- Bruno Tuybens campaigning for the 2007 Belgian general elections Picture: Frederik Dewaele

Member of the Belgian Chamber of People's Representatives
- In office 2007–2014

Personal details
- Born: 10 November 1961 (age 64) Uccle
- Party: Socialistische Partij Anders
- Website: http://www.brunotuybens.be

= Bruno Tuybens =

Belgian politician

Bruno Tuybens (born 10 November 1961) is a Belgian politician and member of the sp.a.

From 2002 until he became a secretary of state in 2005, Tuybens served as head of the sustainable and ethical investment division of the KBC Bank. In October 2005, Tuybens joined the Belgian federal government as Secretary of State for Public Enterprises, attached to the Minister of Budget, serving until December 2007 when Verhofstadt III took power.

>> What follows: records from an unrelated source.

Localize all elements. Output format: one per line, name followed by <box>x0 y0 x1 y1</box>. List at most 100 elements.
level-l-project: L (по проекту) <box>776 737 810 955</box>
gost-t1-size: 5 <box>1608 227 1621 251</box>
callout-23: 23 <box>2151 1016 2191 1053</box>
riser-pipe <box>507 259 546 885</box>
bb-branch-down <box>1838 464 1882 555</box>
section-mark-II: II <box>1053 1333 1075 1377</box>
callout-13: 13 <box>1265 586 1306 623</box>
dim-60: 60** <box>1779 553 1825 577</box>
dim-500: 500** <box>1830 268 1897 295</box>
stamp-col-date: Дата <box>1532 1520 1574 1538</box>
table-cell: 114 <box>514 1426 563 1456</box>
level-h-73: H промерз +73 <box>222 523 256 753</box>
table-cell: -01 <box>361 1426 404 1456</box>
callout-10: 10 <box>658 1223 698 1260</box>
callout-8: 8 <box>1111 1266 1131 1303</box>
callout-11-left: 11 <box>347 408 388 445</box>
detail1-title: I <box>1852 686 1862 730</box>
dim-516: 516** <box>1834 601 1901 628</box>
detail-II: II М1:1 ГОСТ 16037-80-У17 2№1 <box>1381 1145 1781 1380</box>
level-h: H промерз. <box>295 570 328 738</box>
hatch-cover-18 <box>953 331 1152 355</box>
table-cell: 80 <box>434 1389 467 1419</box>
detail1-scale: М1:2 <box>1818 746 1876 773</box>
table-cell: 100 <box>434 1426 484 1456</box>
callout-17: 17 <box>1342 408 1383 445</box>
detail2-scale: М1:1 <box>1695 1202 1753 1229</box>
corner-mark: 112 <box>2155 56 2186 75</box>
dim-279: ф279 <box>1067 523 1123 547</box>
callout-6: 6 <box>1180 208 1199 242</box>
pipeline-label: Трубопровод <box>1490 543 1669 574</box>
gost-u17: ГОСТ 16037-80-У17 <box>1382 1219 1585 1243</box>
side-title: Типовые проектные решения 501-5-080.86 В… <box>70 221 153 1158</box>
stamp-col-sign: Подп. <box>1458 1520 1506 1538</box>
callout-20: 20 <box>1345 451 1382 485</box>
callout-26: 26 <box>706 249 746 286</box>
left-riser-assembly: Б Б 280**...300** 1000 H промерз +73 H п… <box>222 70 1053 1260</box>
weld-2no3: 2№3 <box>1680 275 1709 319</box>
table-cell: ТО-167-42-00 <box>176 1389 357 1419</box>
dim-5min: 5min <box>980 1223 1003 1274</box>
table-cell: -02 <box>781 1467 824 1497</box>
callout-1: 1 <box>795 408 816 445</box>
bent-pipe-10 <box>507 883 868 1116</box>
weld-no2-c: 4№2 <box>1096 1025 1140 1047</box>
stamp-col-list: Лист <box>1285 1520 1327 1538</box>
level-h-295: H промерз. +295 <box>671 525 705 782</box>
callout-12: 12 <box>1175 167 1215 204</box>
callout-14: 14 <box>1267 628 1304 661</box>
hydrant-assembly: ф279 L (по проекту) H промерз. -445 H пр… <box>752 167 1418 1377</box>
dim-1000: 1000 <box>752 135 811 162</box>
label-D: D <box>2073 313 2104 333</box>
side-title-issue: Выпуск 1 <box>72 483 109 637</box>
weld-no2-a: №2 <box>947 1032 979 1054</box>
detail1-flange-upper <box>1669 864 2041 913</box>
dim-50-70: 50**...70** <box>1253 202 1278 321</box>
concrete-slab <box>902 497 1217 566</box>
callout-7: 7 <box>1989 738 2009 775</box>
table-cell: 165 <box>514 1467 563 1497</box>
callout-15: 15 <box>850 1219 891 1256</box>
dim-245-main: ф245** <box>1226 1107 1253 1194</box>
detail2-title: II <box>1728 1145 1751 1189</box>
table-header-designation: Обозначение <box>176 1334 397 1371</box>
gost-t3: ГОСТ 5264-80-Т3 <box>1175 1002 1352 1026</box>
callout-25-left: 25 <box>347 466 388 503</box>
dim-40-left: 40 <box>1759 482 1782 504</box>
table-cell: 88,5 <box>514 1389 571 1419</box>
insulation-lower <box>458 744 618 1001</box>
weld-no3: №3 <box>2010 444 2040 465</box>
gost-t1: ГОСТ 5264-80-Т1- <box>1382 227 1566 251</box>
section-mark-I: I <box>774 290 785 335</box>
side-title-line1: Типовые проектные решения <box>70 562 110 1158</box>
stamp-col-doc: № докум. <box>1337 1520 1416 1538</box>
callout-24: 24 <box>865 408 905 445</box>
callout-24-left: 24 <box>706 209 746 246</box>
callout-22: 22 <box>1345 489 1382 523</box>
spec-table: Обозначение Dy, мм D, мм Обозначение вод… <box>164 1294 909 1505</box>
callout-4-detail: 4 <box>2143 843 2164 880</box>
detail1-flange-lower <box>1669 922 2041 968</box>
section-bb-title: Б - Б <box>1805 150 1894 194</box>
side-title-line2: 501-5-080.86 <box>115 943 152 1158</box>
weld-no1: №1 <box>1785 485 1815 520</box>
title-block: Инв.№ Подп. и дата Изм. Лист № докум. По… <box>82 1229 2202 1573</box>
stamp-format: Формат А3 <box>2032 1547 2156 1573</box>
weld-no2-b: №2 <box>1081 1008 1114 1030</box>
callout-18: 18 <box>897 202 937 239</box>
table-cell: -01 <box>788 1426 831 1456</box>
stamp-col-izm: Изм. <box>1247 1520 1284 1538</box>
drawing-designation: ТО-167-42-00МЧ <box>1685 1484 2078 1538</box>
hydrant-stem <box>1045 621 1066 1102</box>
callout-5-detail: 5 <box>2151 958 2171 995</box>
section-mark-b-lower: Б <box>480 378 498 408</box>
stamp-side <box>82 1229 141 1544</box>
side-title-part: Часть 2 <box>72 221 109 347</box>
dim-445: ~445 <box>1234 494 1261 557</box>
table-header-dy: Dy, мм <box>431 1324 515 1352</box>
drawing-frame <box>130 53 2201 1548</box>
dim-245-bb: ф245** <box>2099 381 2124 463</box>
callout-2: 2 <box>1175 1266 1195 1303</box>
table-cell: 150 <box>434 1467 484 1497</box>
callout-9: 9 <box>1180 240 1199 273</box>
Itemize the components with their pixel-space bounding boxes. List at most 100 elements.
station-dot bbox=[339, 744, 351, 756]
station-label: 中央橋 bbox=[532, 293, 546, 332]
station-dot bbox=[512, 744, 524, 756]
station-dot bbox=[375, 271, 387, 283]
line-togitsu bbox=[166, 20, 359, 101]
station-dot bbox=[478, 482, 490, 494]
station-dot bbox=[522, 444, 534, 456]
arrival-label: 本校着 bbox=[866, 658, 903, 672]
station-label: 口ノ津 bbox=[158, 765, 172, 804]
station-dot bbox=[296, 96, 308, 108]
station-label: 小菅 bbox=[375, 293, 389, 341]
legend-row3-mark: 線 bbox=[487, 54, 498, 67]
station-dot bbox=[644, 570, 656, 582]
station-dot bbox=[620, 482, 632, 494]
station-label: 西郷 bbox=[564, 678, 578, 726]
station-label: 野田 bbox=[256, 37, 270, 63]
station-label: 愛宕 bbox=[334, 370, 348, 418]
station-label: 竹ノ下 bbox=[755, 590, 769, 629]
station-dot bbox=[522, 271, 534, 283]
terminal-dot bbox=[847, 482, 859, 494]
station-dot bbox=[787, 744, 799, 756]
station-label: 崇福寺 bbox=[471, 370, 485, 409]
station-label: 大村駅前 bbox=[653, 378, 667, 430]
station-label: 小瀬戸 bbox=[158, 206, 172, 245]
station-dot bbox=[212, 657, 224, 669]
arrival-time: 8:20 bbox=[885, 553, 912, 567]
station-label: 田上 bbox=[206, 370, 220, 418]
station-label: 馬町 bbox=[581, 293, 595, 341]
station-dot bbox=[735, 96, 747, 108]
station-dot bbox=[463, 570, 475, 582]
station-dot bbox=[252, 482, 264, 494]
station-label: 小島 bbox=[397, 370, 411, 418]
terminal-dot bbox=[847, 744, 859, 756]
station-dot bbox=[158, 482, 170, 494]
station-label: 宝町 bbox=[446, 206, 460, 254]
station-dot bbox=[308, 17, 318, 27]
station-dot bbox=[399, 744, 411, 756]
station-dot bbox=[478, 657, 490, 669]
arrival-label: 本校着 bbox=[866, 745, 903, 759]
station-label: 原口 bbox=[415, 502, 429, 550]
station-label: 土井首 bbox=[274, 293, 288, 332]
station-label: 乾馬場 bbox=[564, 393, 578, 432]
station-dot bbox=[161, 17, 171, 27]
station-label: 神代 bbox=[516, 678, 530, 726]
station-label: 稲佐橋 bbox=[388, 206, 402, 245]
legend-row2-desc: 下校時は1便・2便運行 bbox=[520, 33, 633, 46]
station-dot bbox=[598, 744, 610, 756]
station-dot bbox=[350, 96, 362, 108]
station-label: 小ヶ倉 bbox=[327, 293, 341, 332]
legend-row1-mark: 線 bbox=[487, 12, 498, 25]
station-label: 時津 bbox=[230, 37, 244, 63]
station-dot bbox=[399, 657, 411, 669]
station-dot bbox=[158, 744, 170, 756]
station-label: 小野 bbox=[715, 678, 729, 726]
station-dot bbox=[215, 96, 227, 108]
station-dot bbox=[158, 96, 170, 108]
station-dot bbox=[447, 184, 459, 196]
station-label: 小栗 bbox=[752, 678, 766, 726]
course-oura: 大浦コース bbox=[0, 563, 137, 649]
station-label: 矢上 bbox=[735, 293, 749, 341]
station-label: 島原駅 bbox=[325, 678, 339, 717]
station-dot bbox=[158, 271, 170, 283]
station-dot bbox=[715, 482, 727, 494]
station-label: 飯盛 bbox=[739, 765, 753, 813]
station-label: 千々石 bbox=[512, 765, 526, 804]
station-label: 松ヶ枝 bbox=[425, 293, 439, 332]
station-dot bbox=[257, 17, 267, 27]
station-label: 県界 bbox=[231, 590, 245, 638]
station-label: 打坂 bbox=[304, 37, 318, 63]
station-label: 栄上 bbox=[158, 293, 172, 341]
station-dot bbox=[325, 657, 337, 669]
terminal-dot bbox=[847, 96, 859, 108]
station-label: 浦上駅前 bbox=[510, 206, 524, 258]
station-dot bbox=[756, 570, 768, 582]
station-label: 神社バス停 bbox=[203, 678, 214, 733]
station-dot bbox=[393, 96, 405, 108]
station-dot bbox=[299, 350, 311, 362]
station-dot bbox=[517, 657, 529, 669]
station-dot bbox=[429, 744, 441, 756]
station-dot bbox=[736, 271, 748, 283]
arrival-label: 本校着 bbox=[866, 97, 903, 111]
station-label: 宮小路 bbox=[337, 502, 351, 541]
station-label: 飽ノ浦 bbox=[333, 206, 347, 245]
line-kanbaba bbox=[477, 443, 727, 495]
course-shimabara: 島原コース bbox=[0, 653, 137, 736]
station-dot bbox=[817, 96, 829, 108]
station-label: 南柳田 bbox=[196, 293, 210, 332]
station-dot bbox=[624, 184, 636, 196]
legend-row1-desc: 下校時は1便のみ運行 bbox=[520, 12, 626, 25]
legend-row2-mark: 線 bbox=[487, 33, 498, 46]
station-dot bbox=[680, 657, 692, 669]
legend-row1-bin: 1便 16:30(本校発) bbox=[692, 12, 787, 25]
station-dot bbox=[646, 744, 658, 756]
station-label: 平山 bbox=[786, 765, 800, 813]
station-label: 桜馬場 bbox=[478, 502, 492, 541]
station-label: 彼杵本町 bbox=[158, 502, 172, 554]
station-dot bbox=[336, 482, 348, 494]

Between 1999 and 2003 Tuybens served as chairman of the Flemish division of Amnesty International. In August 2005 Tuybens was elected to the International Executive Committee of the organization. In the 2006 Belgian municipal elections he led his cartel SAMBA to an electoral victory in his home town Zwalm. Tuybens served as mayor of Zwalm (2007–2013, 2022–2024). In the 2007 Belgian general election, Tuybens was elected to the Belgian Chamber of People's Representatives. He was re-elected in 2010. In 2014, after not being given an electable place by his party for the 2014 general election, Tuybens decided not to stand for re-election.